Here on the Olympic Peninsula in Washington State, we are fortunate to be surrounded by dozens of small successful family farms. Self-sustainability is not a trend in these parts, it’s a way of life. Staff at garden stores and plant nurseries I’ve visited recently (yes, on my search for the perfect pumpkins and gourds) tell me that since the start of the pandemic in late winter and early spring, their phones have been ringing off the hook. It’s been challenging to keep up with the constant flood of questions from customers suddenly interested in sowing and tending their own edible gardens.
Our soil here is full of clay, and we amend it with dark rich worm casings, compost, and manure. Our moody skies shift from sea to mountain over our valleys with fog, mist, and rain.
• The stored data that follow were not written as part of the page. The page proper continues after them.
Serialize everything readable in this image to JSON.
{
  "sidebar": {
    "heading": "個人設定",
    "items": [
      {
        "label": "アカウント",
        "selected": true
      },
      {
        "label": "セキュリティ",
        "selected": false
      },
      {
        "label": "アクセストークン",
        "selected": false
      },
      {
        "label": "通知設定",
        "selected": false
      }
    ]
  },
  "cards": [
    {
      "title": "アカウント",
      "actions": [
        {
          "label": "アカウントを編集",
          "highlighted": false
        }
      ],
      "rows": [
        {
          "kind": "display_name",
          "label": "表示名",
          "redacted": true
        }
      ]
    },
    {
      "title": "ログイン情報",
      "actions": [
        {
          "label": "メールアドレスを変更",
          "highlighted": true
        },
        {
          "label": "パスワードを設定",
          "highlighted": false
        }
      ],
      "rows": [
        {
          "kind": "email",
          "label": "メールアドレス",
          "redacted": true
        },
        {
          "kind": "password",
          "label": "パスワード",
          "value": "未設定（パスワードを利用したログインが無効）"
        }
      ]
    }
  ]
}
Through fall and winter, the air smells of salt, pewter, and ore, reminding me of the colors in this Emerald Designer Color Collection palette by Sherwin Williams.
Growing up in the Pacific Northwest, I’ve always designed clients’ interior spaces with the outdoors in mind. Earth tones warm and soothe; they feel as familiar as the ground we walk on. Combined with marble or concrete surfaces and punctuated with one-of-a-kind upcycled hardware like this dreamy spigot I treated myself to, from Turkey, earth tones pull together any space—from rustic and rural, to funky and friendly, to urban and sophisticated.
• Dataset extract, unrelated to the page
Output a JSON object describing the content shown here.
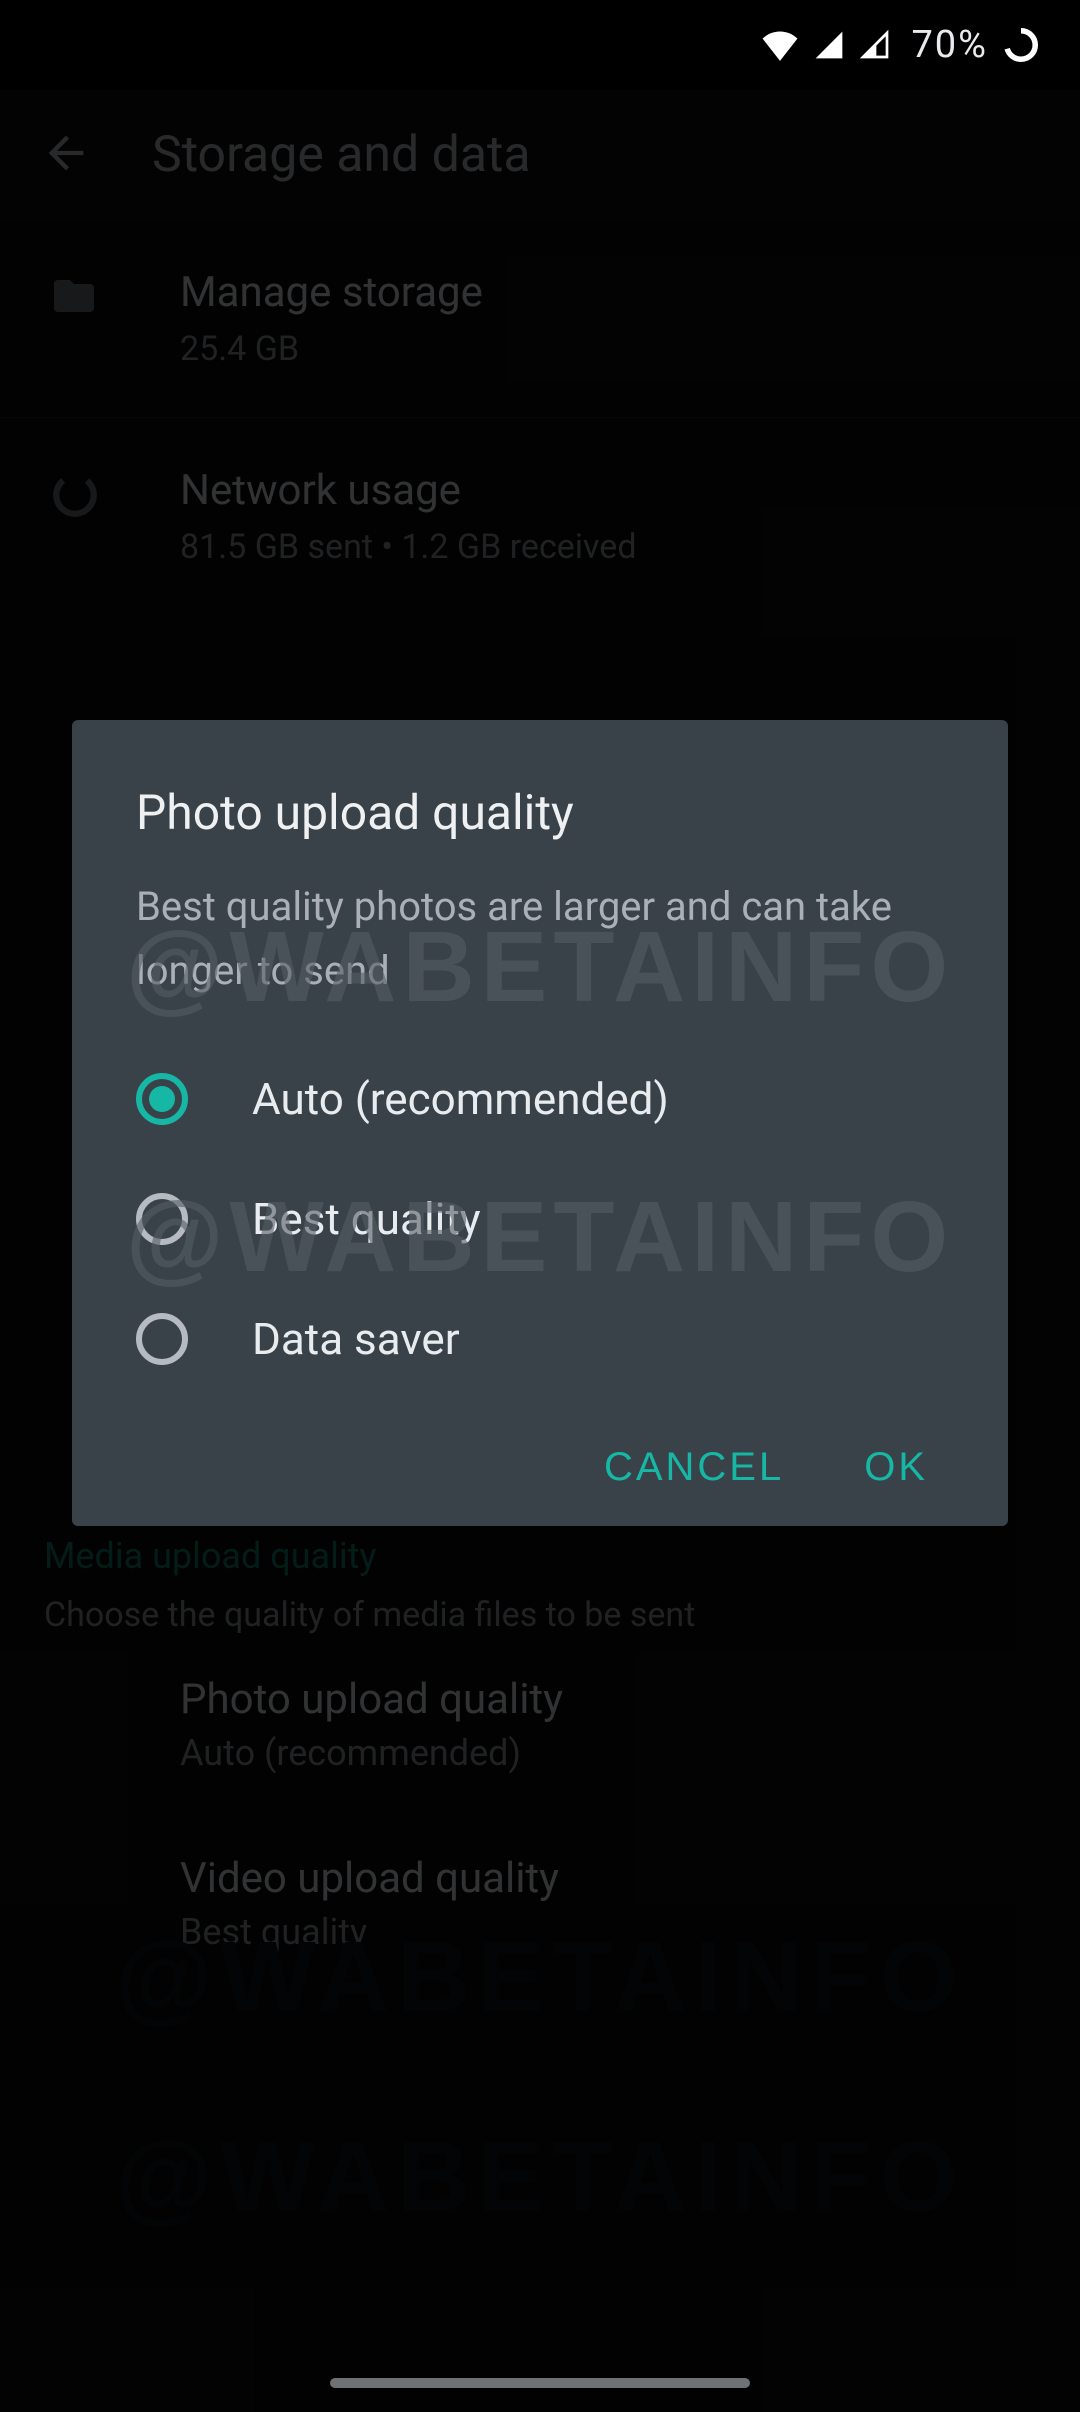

Entering into the first week of fall, before we turn to pumpkins and all things orange and black and pumpkin spice, I’m thinking about color and how it ties in with mood and change. Whether you live in a place with four seasons or two—and with or without this global pandemic lingering on and blurring our sense of time—there is a “feeling” to the end of vacation and the start of school, or as the French call it, la rentrée.
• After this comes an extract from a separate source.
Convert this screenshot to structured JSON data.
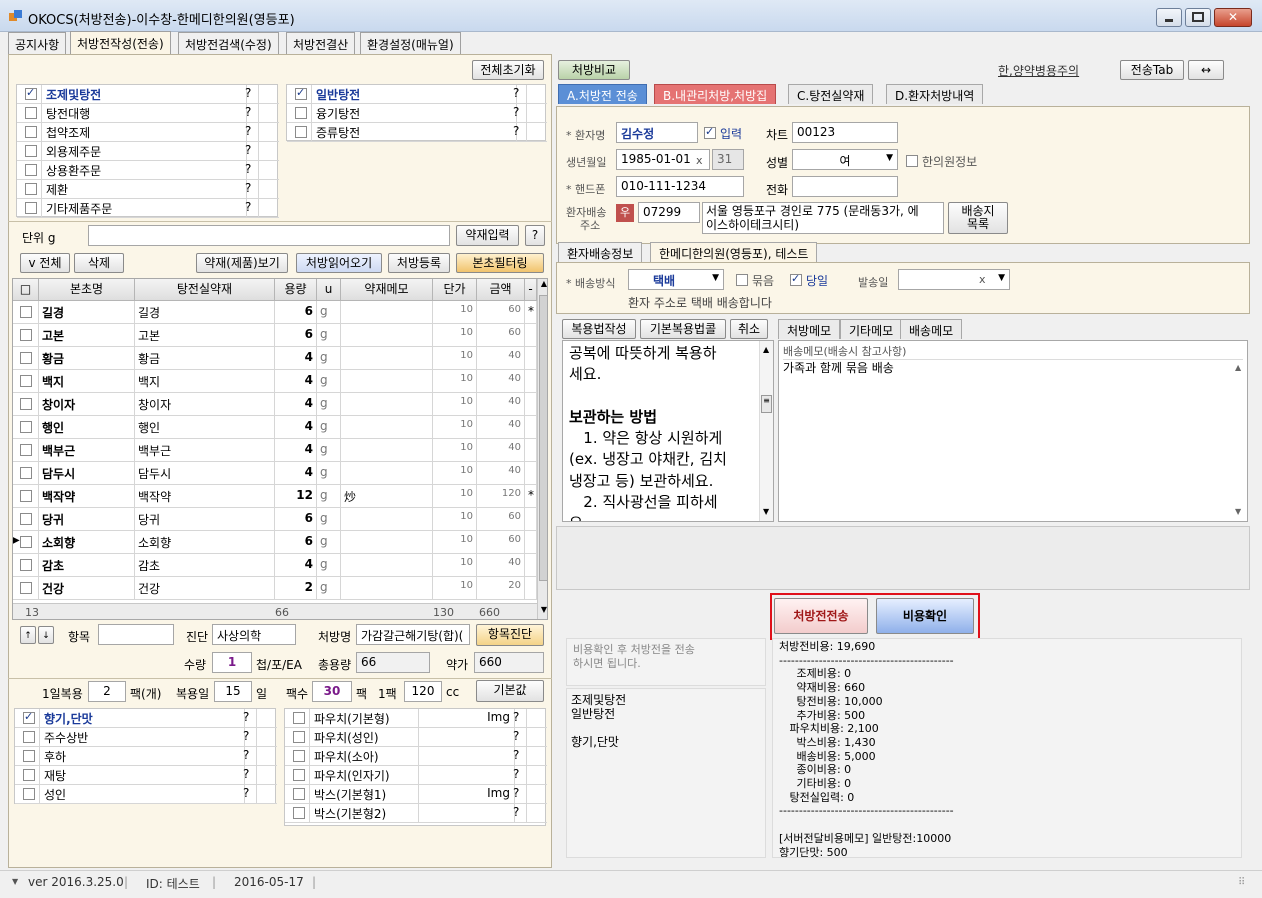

With days already beginning to shorten here on the North Olympic Peninsula, one color palette I’m holding onto from summer are the blues, specifically, true blueberry blue and denim blue like this Maxwell Fabric, Podcast. Crisp and clean set against white, cream, or gold and mustard tones, sincere and stabilizing deeper richer blues mirror the transition away from the baby blue skies of summer. Darker blues, like 2020, are serious; and there is work to be done.